O Princípio da Responsabilidade fornece a fundamentação ética para a conceção do desenvolvimento sustentável compreendida no Relatório Brundtland - O Nosso Futuro Comum, de 1987: O desenvolvimento que procura satisfazer as necessidades da geração atual, sem comprometer a capacidade das gerações futuras de satisfazerem as suas próprias necessidades (WCED, 1987). Isto significa proporcionar às pessoas, no presente e no futuro, a possibilidade de alcançarem um nível satisfatório de desenvolvimento pessoal, social, cultural e económico, com o uso razoável e responsável dos recursos da terra e a preservação das espécies e habitats naturais (WCED, 1987). Mesmo sendo uma ética ambiental antropocêntrica é fundamental para apoiar a luta que Greta Thunberg trava em volta do futuro da sua geração e das vindouras.

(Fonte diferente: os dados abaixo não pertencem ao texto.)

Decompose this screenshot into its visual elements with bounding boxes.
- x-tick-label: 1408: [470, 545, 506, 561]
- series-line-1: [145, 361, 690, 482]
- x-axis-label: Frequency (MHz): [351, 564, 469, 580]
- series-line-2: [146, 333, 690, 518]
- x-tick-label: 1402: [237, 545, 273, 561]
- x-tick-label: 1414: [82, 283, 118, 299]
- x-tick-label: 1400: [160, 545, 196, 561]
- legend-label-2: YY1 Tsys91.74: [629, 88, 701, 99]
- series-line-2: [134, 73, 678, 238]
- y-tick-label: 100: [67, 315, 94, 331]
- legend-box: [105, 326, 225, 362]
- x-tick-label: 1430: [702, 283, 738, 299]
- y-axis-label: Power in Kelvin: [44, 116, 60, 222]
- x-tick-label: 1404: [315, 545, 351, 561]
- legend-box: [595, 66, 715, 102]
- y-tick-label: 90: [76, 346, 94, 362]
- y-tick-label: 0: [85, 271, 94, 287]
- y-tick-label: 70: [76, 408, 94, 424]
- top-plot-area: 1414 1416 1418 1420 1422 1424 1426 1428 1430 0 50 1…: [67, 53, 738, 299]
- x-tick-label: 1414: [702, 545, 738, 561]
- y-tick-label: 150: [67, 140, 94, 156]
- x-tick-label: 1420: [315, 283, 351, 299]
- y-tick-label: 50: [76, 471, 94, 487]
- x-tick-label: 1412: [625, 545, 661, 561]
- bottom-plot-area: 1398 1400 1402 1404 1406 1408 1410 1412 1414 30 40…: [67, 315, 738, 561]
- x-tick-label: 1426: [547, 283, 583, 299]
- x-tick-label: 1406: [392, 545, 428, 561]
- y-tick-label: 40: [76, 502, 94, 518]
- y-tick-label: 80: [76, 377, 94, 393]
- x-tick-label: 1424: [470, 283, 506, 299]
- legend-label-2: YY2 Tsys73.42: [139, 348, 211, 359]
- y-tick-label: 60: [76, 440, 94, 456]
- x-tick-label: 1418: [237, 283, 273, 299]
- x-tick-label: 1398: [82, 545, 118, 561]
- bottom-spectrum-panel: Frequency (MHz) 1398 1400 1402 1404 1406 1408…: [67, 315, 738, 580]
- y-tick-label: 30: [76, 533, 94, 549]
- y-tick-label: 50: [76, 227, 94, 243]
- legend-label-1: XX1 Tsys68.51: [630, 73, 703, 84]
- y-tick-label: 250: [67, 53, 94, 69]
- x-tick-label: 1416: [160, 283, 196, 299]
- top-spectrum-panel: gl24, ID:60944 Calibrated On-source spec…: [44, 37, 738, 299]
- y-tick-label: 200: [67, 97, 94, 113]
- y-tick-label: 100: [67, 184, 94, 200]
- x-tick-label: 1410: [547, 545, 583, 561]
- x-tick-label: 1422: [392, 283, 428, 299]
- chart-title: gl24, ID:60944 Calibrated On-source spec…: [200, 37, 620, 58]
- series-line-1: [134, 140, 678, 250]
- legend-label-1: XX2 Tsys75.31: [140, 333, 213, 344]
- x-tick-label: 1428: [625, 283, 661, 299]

O sonho de Greta Thunberg é um sonho maravilhoso, fraternal, humano. Todos os decisores são dotados de uma consciência elevada capazes de tomar as medidas necessárias para salvaguardar as condições de uma vida digna para todos na terra. Este sonho é também o meu sonho. Vislumbro ainda no meu sonho, que uma vida digna para todos, inclui, obviamente, as outras espécies e ecossistemas que formam esta belíssima teia de vida na Terra, que é uma das coisas mais mágicas que o universo encerra. Políticas focadas para o cuidado e o respeito por toda a vida, incluindo a humana, não iria só revolucionar a nossa economia, mas a nossa maneira de sermos realmente humanos.

Satish Kamur falou recentemente num podecast da Resurgence Voices, a propósito da necessidade que temos em ter novos heróis inspiradores. Diz ele acerca de Greta: Acho que a próxima revolução será feita por uma pessoa mais jovem, por uma mulher, e sinto que Greta Thunberg é essa pessoa (…). Acho que algum tipo de poder divino, mas também algum tipo de força invisível, inimaginável e inexplicável está a trabalhar através dela. Nas palavras de Hubert Reeves, esta força seria a manifestação da ´Senhora Natureza’, que faz despertar a consciência ecológica no ser humano. Na verdade, uma jovem, uma mulher, uma pessoa que luta pela vida e por condições de vida de todos na Terra, atuais e futuras gerações, é algo de bastante inspirador e até simbólico – a força de uma jovem, a sensibilidade da dimensão feminina do ser humano e de uma pessoa que abandona tudo para se dedicar à causa maior dos nossos tempos, contradiz-se com um mundo velho, obsoleto, androcêntrico e egoísta, que está a destruir o mundo e a H(h)umanidade. Greta é a esperança desse mundo rejuvenescedor e altruísta. Nas palavras de Fernando Pessoa, precisamos que aquilo que a ‘Senhora Natureza’ quer e que Greta sonha, se torne na Obra que nos vai salvar a todos.